Waterfall Wonder for Southeast Tourist Attraction

An unusually heavy deluge of rain has created a stunning waterfall at Mount Gambier’s Cave Gardens, and locals say it’s rare to see such a dramatic sight. Watch the video.

While Mount Gambier residents are well used to seeing water flow into limestone sinkhole gardens in the center of town during the winter, this was an event that drew more spectators than usual.

The videos and photos generated strong reactions as they emerged on social media, showing the Cave Gardens Reserve in its glory. The sinkhole site is where Mount Gambier was first established to take advantage of the abundant fresh water in the Cave 30 meters deep.

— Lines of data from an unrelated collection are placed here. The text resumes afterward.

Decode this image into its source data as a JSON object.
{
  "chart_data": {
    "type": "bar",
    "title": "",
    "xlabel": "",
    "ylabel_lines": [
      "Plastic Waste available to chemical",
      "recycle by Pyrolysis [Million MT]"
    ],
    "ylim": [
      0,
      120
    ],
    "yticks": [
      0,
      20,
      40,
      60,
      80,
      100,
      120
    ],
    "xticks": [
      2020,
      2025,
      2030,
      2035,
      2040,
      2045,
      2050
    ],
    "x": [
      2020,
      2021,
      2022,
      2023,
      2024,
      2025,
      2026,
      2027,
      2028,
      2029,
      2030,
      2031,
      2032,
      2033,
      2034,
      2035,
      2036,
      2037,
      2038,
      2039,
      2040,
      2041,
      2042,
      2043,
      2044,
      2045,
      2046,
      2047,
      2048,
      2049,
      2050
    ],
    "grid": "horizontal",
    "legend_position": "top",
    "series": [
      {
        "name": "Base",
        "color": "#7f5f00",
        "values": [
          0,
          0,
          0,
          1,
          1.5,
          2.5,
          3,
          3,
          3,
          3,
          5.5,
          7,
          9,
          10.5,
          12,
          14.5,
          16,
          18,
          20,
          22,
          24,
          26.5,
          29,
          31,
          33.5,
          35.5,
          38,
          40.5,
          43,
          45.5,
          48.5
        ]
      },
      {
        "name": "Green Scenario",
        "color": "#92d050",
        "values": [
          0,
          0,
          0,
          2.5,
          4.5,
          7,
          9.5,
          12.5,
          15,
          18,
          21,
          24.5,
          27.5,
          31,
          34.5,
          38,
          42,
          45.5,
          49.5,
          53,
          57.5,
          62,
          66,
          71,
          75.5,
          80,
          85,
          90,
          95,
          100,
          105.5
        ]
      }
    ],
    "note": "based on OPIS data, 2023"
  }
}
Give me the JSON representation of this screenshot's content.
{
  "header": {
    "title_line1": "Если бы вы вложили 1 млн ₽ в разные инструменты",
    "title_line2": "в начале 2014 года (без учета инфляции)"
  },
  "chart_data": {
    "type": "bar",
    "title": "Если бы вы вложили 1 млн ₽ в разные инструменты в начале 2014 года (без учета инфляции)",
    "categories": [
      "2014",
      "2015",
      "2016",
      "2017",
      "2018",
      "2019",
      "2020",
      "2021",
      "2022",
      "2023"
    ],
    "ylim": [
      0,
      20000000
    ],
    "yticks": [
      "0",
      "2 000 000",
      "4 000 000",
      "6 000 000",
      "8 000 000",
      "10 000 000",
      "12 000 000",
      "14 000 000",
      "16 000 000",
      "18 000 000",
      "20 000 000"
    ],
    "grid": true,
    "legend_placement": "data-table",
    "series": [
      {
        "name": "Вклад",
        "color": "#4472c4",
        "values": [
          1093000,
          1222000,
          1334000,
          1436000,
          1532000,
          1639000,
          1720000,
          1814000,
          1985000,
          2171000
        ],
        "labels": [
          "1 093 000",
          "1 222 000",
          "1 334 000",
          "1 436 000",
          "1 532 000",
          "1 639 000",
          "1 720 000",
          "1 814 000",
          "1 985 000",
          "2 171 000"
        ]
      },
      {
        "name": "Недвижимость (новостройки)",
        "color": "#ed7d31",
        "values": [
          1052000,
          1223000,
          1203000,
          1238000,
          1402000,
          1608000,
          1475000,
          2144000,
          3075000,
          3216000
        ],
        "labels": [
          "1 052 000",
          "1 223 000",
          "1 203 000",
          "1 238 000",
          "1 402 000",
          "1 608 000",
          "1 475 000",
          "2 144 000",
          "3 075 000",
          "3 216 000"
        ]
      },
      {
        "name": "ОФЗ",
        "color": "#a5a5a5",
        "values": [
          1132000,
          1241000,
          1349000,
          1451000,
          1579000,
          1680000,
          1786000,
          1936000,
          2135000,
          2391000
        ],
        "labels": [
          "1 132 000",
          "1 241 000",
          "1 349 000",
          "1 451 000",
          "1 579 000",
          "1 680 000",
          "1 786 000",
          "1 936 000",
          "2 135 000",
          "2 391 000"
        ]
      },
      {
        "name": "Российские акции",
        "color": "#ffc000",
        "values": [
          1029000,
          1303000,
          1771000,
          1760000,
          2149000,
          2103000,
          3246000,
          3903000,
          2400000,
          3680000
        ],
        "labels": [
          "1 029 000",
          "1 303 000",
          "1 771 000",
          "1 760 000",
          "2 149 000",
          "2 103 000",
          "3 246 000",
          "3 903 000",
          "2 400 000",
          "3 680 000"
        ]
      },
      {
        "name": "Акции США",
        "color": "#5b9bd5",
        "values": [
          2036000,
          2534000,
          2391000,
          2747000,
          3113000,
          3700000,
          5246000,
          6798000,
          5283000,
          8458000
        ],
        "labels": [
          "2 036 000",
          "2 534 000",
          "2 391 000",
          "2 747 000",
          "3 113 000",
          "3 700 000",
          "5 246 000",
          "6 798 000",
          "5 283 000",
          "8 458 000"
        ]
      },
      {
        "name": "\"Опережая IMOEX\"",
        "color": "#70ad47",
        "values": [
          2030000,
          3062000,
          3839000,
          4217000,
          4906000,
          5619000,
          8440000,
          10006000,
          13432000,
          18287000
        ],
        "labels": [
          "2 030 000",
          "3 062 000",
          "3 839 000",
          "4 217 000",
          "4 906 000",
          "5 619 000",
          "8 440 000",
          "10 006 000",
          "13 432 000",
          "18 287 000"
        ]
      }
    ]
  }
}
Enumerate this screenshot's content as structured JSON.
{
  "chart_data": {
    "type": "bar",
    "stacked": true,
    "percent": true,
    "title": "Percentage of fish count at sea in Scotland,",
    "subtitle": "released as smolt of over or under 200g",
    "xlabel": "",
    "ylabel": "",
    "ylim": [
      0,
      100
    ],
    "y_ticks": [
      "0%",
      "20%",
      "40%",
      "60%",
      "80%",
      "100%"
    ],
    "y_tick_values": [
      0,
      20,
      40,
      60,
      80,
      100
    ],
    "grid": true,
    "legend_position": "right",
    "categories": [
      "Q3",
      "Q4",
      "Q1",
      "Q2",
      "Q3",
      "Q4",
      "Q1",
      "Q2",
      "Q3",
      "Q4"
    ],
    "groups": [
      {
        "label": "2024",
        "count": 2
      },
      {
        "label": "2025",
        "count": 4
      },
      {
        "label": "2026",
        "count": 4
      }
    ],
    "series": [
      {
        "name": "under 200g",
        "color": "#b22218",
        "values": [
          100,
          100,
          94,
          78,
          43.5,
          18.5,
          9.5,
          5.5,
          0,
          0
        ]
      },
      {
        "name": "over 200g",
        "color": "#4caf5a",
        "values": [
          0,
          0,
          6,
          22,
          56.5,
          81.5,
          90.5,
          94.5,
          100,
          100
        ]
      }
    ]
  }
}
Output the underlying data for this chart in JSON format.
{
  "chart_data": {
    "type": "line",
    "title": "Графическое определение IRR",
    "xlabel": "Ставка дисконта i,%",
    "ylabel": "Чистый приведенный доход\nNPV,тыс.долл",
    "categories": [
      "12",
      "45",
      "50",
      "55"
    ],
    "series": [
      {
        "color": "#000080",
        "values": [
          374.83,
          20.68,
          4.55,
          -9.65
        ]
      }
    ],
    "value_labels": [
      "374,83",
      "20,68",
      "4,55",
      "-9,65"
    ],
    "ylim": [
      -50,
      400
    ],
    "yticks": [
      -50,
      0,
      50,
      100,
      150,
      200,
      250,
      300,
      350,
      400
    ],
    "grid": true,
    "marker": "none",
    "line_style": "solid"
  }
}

“I have never, ever seen water flow in Cave Gardens like that, I used to see a trickle, never, never anything like that,” said Misty Glenys.

Mount Gambier resident Cheryl Cameron said the video followed heavy afternoon rain, while Diana Lock said: “I’ve never seen so much water in the cave.”

The Bay Road site in February was given two names by the Mount Gambier Council as Thugi, the Bunganditj name meaning bullfrogs. Visitors can look out from viewing platforms, including one that rises dramatically over the sinkhole.

The cave gardens in dry weather. Photo: Thom Devereux/Wikimedia Commons

The cave was initially used as a water source for the village and in 1870 the area was turned into a reserve with gas lamps and seating gradually installed. The site is now a tourist attraction and a place for community events and picnics.

Mayor Lynette Martin said Mount Gambier received above-average rainfall in August, but typical spring coverage.

“Cave Garden/Thugi remains a must-see destination year-round, and in winter the waterfall in the sinkhole creates a wonderland. With Mount Gambier’s proximity to the border, we experienced a busy period with the Victorian school holidays, the recent long weekend and now the South Australian school holidays,” he said.

Adjacent to Cave Garden/Thugi, the City of Mount Gambier’s Riddoch Arts and Cultural Center has a light show that tells the Dreamtime stories of the Boandik peoples and their connection to Cave Garden/Thugi and Blue Lake/Warwar.